E eu nunca soube responder.

Nem saberei.

Talvez porque, sendo muito jovem então, eu não pudesse compreender a juventude, por mim apenas sentida nas suas porções de velocidade, impedimento e paixão.

Ontem revi “Blade Runner” com um de meus filhos e pensei sobre a década perdida, as “lágrimas na chuva” de que fala Rutger Hauer no improviso final.

E pensei que talvez o ator estivesse anunciando ele mesmo o fim de uma arte, daí a permanência de suas palavras…

Temo que os anos 1980 tenham acolhido o último grande cinema.

Aquele do movimento incessante, da poesia, do drama realista, o horizonte ampliado, a essência muda, as palavras exatas.

Isto é o “Blade Runner” de Ridley Scott pra mim, um verdadeiro filme.

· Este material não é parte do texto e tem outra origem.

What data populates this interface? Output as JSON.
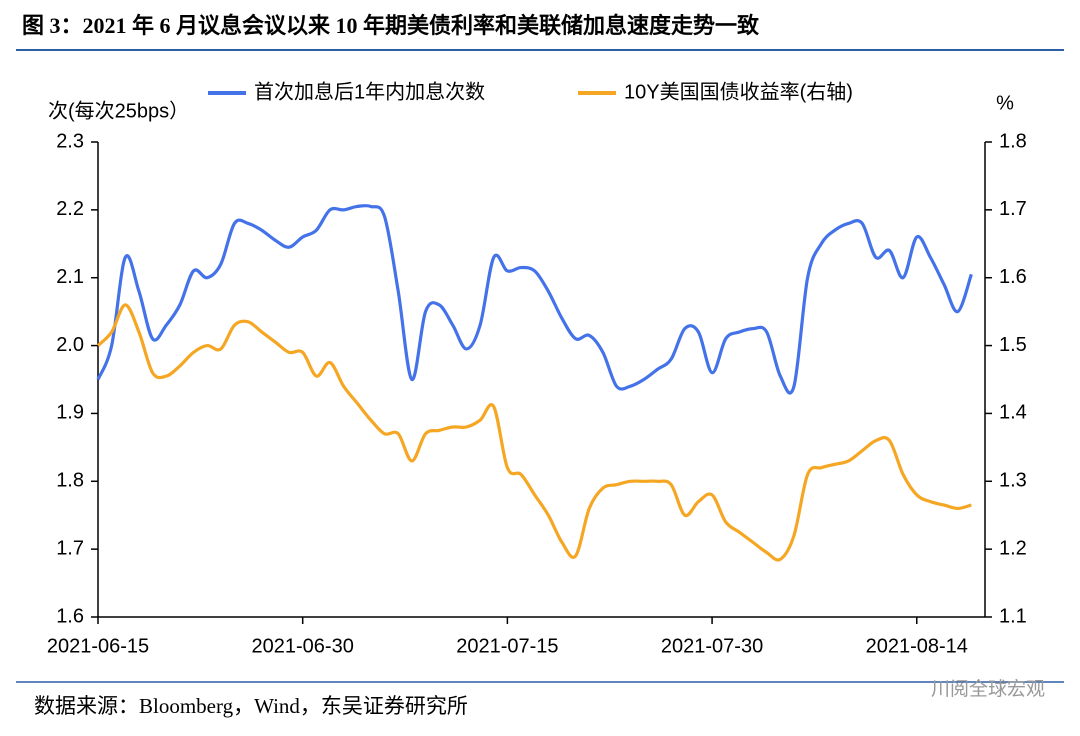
{
  "chart_data": {
    "type": "line",
    "title": "图 3：2021 年 6 月议息会议以来 10 年期美债利率和美联储加息速度走势一致",
    "y_label": "次(每次25bps）",
    "y2_label": "%",
    "source": "数据来源：Bloomberg，Wind，东吴证券研究所",
    "watermark": "川阅全球宏观",
    "x": [
      "2021-06-15",
      "2021-06-16",
      "2021-06-17",
      "2021-06-18",
      "2021-06-19",
      "2021-06-20",
      "2021-06-21",
      "2021-06-22",
      "2021-06-23",
      "2021-06-24",
      "2021-06-25",
      "2021-06-26",
      "2021-06-27",
      "2021-06-28",
      "2021-06-29",
      "2021-06-30",
      "2021-07-01",
      "2021-07-02",
      "2021-07-03",
      "2021-07-04",
      "2021-07-05",
      "2021-07-06",
      "2021-07-07",
      "2021-07-08",
      "2021-07-09",
      "2021-07-10",
      "2021-07-11",
      "2021-07-12",
      "2021-07-13",
      "2021-07-14",
      "2021-07-15",
      "2021-07-16",
      "2021-07-17",
      "2021-07-18",
      "2021-07-19",
      "2021-07-20",
      "2021-07-21",
      "2021-07-22",
      "2021-07-23",
      "2021-07-24",
      "2021-07-25",
      "2021-07-26",
      "2021-07-27",
      "2021-07-28",
      "2021-07-29",
      "2021-07-30",
      "2021-07-31",
      "2021-08-01",
      "2021-08-02",
      "2021-08-03",
      "2021-08-04",
      "2021-08-05",
      "2021-08-06",
      "2021-08-07",
      "2021-08-08",
      "2021-08-09",
      "2021-08-10",
      "2021-08-11",
      "2021-08-12",
      "2021-08-13",
      "2021-08-14",
      "2021-08-15",
      "2021-08-16",
      "2021-08-17",
      "2021-08-18"
    ],
    "xlim": [
      "2021-06-15",
      "2021-08-19"
    ],
    "xticks": [
      "2021-06-15",
      "2021-06-30",
      "2021-07-15",
      "2021-07-30",
      "2021-08-14"
    ],
    "ylim": [
      1.6,
      2.3
    ],
    "yticks": [
      {
        "value": 1.6,
        "label": "1.6"
      },
      {
        "value": 1.7,
        "label": "1.7"
      },
      {
        "value": 1.8,
        "label": "1.8"
      },
      {
        "value": 1.9,
        "label": "1.9"
      },
      {
        "value": 2.0,
        "label": "2.0"
      },
      {
        "value": 2.1,
        "label": "2.1"
      },
      {
        "value": 2.2,
        "label": "2.2"
      },
      {
        "value": 2.3,
        "label": "2.3"
      }
    ],
    "y2lim": [
      1.1,
      1.8
    ],
    "y2ticks": [
      {
        "value": 1.1,
        "label": "1.1"
      },
      {
        "value": 1.2,
        "label": "1.2"
      },
      {
        "value": 1.3,
        "label": "1.3"
      },
      {
        "value": 1.4,
        "label": "1.4"
      },
      {
        "value": 1.5,
        "label": "1.5"
      },
      {
        "value": 1.6,
        "label": "1.6"
      },
      {
        "value": 1.7,
        "label": "1.7"
      },
      {
        "value": 1.8,
        "label": "1.8"
      }
    ],
    "legend": "top",
    "series": [
      {
        "name": "首次加息后1年内加息次数",
        "color": "#4472e8",
        "values": [
          1.95,
          2.0,
          2.13,
          2.08,
          2.01,
          2.03,
          2.06,
          2.11,
          2.1,
          2.12,
          2.18,
          2.18,
          2.17,
          2.155,
          2.145,
          2.16,
          2.17,
          2.2,
          2.2,
          2.205,
          2.205,
          2.19,
          2.08,
          1.95,
          2.05,
          2.06,
          2.03,
          1.995,
          2.03,
          2.13,
          2.11,
          2.115,
          2.11,
          2.08,
          2.04,
          2.01,
          2.015,
          1.99,
          1.94,
          1.94,
          1.95,
          1.965,
          1.98,
          2.025,
          2.02,
          1.96,
          2.01,
          2.02,
          2.025,
          2.02,
          1.955,
          1.94,
          2.1,
          2.15,
          2.17,
          2.18,
          2.18,
          2.13,
          2.14,
          2.1,
          2.16,
          2.13,
          2.09,
          2.05,
          2.105
        ]
      },
      {
        "name": "10Y美国国债收益率(右轴)",
        "color": "#f5a623",
        "axis": "y2",
        "values": [
          1.5,
          1.52,
          1.56,
          1.52,
          1.46,
          1.455,
          1.47,
          1.49,
          1.5,
          1.495,
          1.53,
          1.535,
          1.52,
          1.505,
          1.49,
          1.49,
          1.455,
          1.475,
          1.44,
          1.415,
          1.39,
          1.37,
          1.37,
          1.33,
          1.37,
          1.375,
          1.38,
          1.38,
          1.39,
          1.41,
          1.32,
          1.31,
          1.28,
          1.25,
          1.21,
          1.19,
          1.26,
          1.29,
          1.295,
          1.3,
          1.3,
          1.3,
          1.295,
          1.25,
          1.27,
          1.28,
          1.24,
          1.225,
          1.21,
          1.195,
          1.185,
          1.22,
          1.31,
          1.32,
          1.325,
          1.33,
          1.345,
          1.36,
          1.36,
          1.31,
          1.28,
          1.27,
          1.265,
          1.26,
          1.265
        ]
      }
    ]
  }
}
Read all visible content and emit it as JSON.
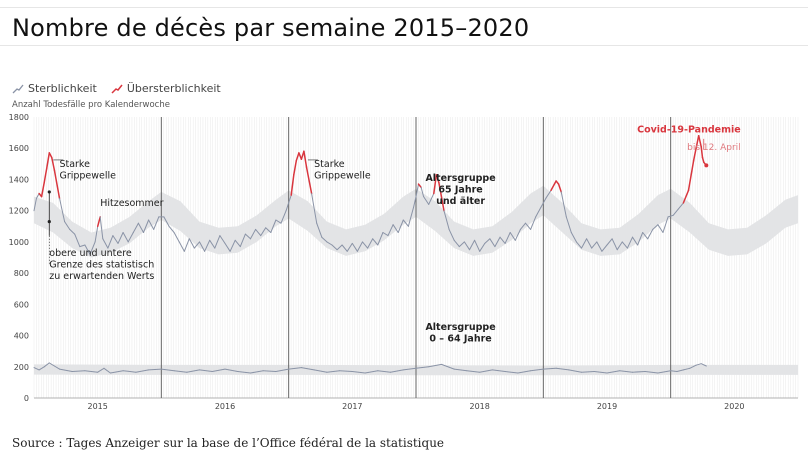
{
  "title": "Nombre de décès par semaine 2015–2020",
  "legend": {
    "mortality": "Sterblichkeit",
    "excess": "Übersterblichkeit"
  },
  "colors": {
    "mortality": "#8a93a6",
    "excess": "#d9363e",
    "band": "#e3e4e6",
    "grid": "#e9e9e9"
  },
  "source": "Source : Tages Anzeiger sur la base de l’Office fédéral de la statistique",
  "chart_data": {
    "type": "line",
    "ylabel": "Anzahl Todesfälle pro Kalenderwoche",
    "ylim": [
      0,
      1800
    ],
    "yticks": [
      0,
      200,
      400,
      600,
      800,
      1000,
      1200,
      1400,
      1600,
      1800
    ],
    "xlim": [
      2015.0,
      2021.0
    ],
    "x_tick_labels": [
      "2015",
      "2016",
      "2017",
      "2018",
      "2019",
      "2020"
    ],
    "x_tick_positions": [
      2015.5,
      2016.5,
      2017.5,
      2018.5,
      2019.5,
      2020.5
    ],
    "season_dividers": [
      2016.0,
      2017.0,
      2018.0,
      2019.0,
      2020.0
    ],
    "grid": "vertical weekly",
    "annotations": [
      {
        "text": [
          "Starke",
          "Grippewelle"
        ],
        "x": 2015.2,
        "y": 1480,
        "color": "dark"
      },
      {
        "text": [
          "Hitzesommer"
        ],
        "x": 2015.52,
        "y": 1230,
        "color": "dark"
      },
      {
        "text": [
          "obere und untere",
          "Grenze des statistisch",
          "zu erwartenden Werts"
        ],
        "x": 2015.12,
        "y": 910,
        "color": "dark"
      },
      {
        "text": [
          "Starke",
          "Grippewelle"
        ],
        "x": 2017.2,
        "y": 1480,
        "color": "dark"
      },
      {
        "text": [
          "Altersgruppe",
          "65 Jahre",
          "und älter"
        ],
        "x": 2018.35,
        "y": 1390,
        "color": "bold"
      },
      {
        "text": [
          "Altersgruppe",
          "0 – 64 Jahre"
        ],
        "x": 2018.35,
        "y": 435,
        "color": "bold"
      },
      {
        "text": [
          "Covid-19-Pandemie"
        ],
        "x": 2020.55,
        "y": 1700,
        "color": "red-bold"
      },
      {
        "text": [
          "bis 12. April"
        ],
        "x": 2020.55,
        "y": 1590,
        "color": "red"
      }
    ],
    "series": [
      {
        "name": "Altersgruppe 65 Jahre und älter",
        "x": [
          2015.0,
          2015.02,
          2015.04,
          2015.06,
          2015.08,
          2015.1,
          2015.12,
          2015.14,
          2015.16,
          2015.2,
          2015.24,
          2015.28,
          2015.32,
          2015.36,
          2015.4,
          2015.44,
          2015.48,
          2015.5,
          2015.52,
          2015.54,
          2015.58,
          2015.62,
          2015.66,
          2015.7,
          2015.74,
          2015.78,
          2015.82,
          2015.86,
          2015.9,
          2015.94,
          2015.98,
          2016.02,
          2016.06,
          2016.1,
          2016.14,
          2016.18,
          2016.22,
          2016.26,
          2016.3,
          2016.34,
          2016.38,
          2016.42,
          2016.46,
          2016.5,
          2016.54,
          2016.58,
          2016.62,
          2016.66,
          2016.7,
          2016.74,
          2016.78,
          2016.82,
          2016.86,
          2016.9,
          2016.94,
          2016.98,
          2017.02,
          2017.04,
          2017.06,
          2017.08,
          2017.1,
          2017.12,
          2017.14,
          2017.18,
          2017.22,
          2017.26,
          2017.3,
          2017.34,
          2017.38,
          2017.42,
          2017.46,
          2017.5,
          2017.54,
          2017.58,
          2017.62,
          2017.66,
          2017.7,
          2017.74,
          2017.78,
          2017.82,
          2017.86,
          2017.9,
          2017.94,
          2017.98,
          2018.0,
          2018.02,
          2018.04,
          2018.06,
          2018.1,
          2018.14,
          2018.16,
          2018.18,
          2018.22,
          2018.26,
          2018.3,
          2018.34,
          2018.38,
          2018.42,
          2018.46,
          2018.5,
          2018.54,
          2018.58,
          2018.62,
          2018.66,
          2018.7,
          2018.74,
          2018.78,
          2018.82,
          2018.86,
          2018.9,
          2018.94,
          2018.98,
          2019.02,
          2019.06,
          2019.1,
          2019.12,
          2019.14,
          2019.18,
          2019.22,
          2019.26,
          2019.3,
          2019.34,
          2019.38,
          2019.42,
          2019.46,
          2019.5,
          2019.54,
          2019.58,
          2019.62,
          2019.66,
          2019.7,
          2019.74,
          2019.78,
          2019.82,
          2019.86,
          2019.9,
          2019.94,
          2019.98,
          2020.02,
          2020.06,
          2020.1,
          2020.14,
          2020.18,
          2020.2,
          2020.22,
          2020.24,
          2020.25,
          2020.26,
          2020.27,
          2020.28
        ],
        "values": [
          1200,
          1280,
          1310,
          1290,
          1380,
          1470,
          1570,
          1540,
          1460,
          1280,
          1130,
          1080,
          1050,
          970,
          980,
          920,
          1000,
          1100,
          1160,
          1020,
          960,
          1040,
          990,
          1060,
          1000,
          1060,
          1120,
          1060,
          1140,
          1080,
          1160,
          1160,
          1100,
          1060,
          1000,
          940,
          1020,
          960,
          1000,
          940,
          1010,
          960,
          1040,
          990,
          940,
          1010,
          970,
          1050,
          1020,
          1080,
          1040,
          1090,
          1060,
          1140,
          1120,
          1200,
          1300,
          1430,
          1520,
          1570,
          1530,
          1580,
          1480,
          1310,
          1120,
          1030,
          1000,
          980,
          950,
          980,
          940,
          990,
          940,
          1000,
          960,
          1020,
          980,
          1060,
          1040,
          1110,
          1060,
          1140,
          1100,
          1220,
          1290,
          1370,
          1350,
          1290,
          1240,
          1310,
          1430,
          1380,
          1200,
          1080,
          1010,
          970,
          1000,
          950,
          1010,
          940,
          990,
          1020,
          970,
          1030,
          990,
          1060,
          1010,
          1080,
          1120,
          1080,
          1160,
          1220,
          1280,
          1330,
          1390,
          1370,
          1320,
          1160,
          1060,
          1000,
          960,
          1020,
          960,
          1000,
          940,
          980,
          1020,
          950,
          1000,
          960,
          1030,
          980,
          1060,
          1020,
          1080,
          1110,
          1060,
          1160,
          1170,
          1210,
          1250,
          1330,
          1520,
          1600,
          1680,
          1610,
          1540,
          1510,
          1500,
          1490
        ]
      },
      {
        "name": "Altersgruppe 0 – 64 Jahre",
        "x": [
          2015.0,
          2015.04,
          2015.08,
          2015.12,
          2015.16,
          2015.2,
          2015.3,
          2015.4,
          2015.5,
          2015.55,
          2015.6,
          2015.7,
          2015.8,
          2015.9,
          2016.0,
          2016.1,
          2016.2,
          2016.3,
          2016.4,
          2016.5,
          2016.6,
          2016.7,
          2016.8,
          2016.9,
          2017.0,
          2017.1,
          2017.2,
          2017.3,
          2017.4,
          2017.5,
          2017.6,
          2017.7,
          2017.8,
          2017.9,
          2018.0,
          2018.1,
          2018.2,
          2018.3,
          2018.4,
          2018.5,
          2018.6,
          2018.7,
          2018.8,
          2018.9,
          2019.0,
          2019.1,
          2019.2,
          2019.3,
          2019.4,
          2019.5,
          2019.6,
          2019.7,
          2019.8,
          2019.9,
          2020.0,
          2020.05,
          2020.1,
          2020.15,
          2020.2,
          2020.24,
          2020.28
        ],
        "values": [
          195,
          180,
          200,
          225,
          205,
          185,
          170,
          175,
          165,
          190,
          160,
          175,
          165,
          180,
          185,
          175,
          165,
          180,
          170,
          185,
          170,
          160,
          175,
          170,
          185,
          195,
          180,
          165,
          175,
          170,
          160,
          175,
          165,
          180,
          190,
          200,
          215,
          185,
          175,
          165,
          180,
          170,
          160,
          175,
          185,
          190,
          180,
          165,
          170,
          160,
          175,
          165,
          170,
          160,
          175,
          170,
          180,
          190,
          210,
          220,
          205
        ]
      },
      {
        "name": "obere Grenze 65+",
        "x": [
          2015.0,
          2015.15,
          2015.3,
          2015.45,
          2015.6,
          2015.75,
          2015.9,
          2016.0,
          2016.15,
          2016.3,
          2016.45,
          2016.6,
          2016.75,
          2016.9,
          2017.0,
          2017.15,
          2017.3,
          2017.45,
          2017.6,
          2017.75,
          2017.9,
          2018.0,
          2018.15,
          2018.3,
          2018.45,
          2018.6,
          2018.75,
          2018.9,
          2019.0,
          2019.15,
          2019.3,
          2019.45,
          2019.6,
          2019.75,
          2019.9,
          2020.0,
          2020.15,
          2020.3,
          2020.45,
          2020.6,
          2020.75,
          2020.9,
          2021.0
        ],
        "values": [
          1290,
          1250,
          1130,
          1060,
          1090,
          1160,
          1260,
          1320,
          1260,
          1130,
          1090,
          1100,
          1170,
          1270,
          1330,
          1260,
          1130,
          1080,
          1110,
          1180,
          1290,
          1340,
          1260,
          1130,
          1080,
          1100,
          1190,
          1310,
          1360,
          1250,
          1120,
          1080,
          1090,
          1180,
          1300,
          1340,
          1250,
          1120,
          1080,
          1090,
          1170,
          1270,
          1300
        ]
      },
      {
        "name": "untere Grenze 65+",
        "x": [
          2015.0,
          2015.15,
          2015.3,
          2015.45,
          2015.6,
          2015.75,
          2015.9,
          2016.0,
          2016.15,
          2016.3,
          2016.45,
          2016.6,
          2016.75,
          2016.9,
          2017.0,
          2017.15,
          2017.3,
          2017.45,
          2017.6,
          2017.75,
          2017.9,
          2018.0,
          2018.15,
          2018.3,
          2018.45,
          2018.6,
          2018.75,
          2018.9,
          2019.0,
          2019.15,
          2019.3,
          2019.45,
          2019.6,
          2019.75,
          2019.9,
          2020.0,
          2020.15,
          2020.3,
          2020.45,
          2020.6,
          2020.75,
          2020.9,
          2021.0
        ],
        "values": [
          1120,
          1060,
          960,
          900,
          930,
          990,
          1090,
          1140,
          1070,
          960,
          920,
          930,
          1000,
          1100,
          1150,
          1070,
          960,
          910,
          940,
          1010,
          1110,
          1160,
          1070,
          960,
          910,
          930,
          1010,
          1120,
          1170,
          1060,
          950,
          910,
          920,
          1000,
          1110,
          1150,
          1060,
          950,
          910,
          920,
          990,
          1090,
          1120
        ]
      },
      {
        "name": "obere Grenze 0–64",
        "x": [
          2015.0,
          2016.0,
          2017.0,
          2018.0,
          2019.0,
          2020.0,
          2021.0
        ],
        "values": [
          215,
          212,
          212,
          210,
          208,
          212,
          212
        ]
      },
      {
        "name": "untere Grenze 0–64",
        "x": [
          2015.0,
          2016.0,
          2017.0,
          2018.0,
          2019.0,
          2020.0,
          2021.0
        ],
        "values": [
          150,
          148,
          148,
          146,
          146,
          148,
          148
        ]
      }
    ]
  }
}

Assim como “À Sombra do Vulcão”, de John Huston, lançado dois anos depois.

Eles contêm a beleza de Murnau e de Douglas Sirk, a fotografia dos reflexos da alma.

Os filmes nas salas de cinema eram um importante pedaço da vida nos anos 1980.

Cercados das joias populares, nós as sorvíamos em sessões seguidas, pois ninguém nos tirava das poltronas se desejássemos prosseguir vendo o mesmo filme.

E a intensidade desse maravilhamento talvez seja o mais difícil de traduzir para quem não a viveu, ou não era jovem então.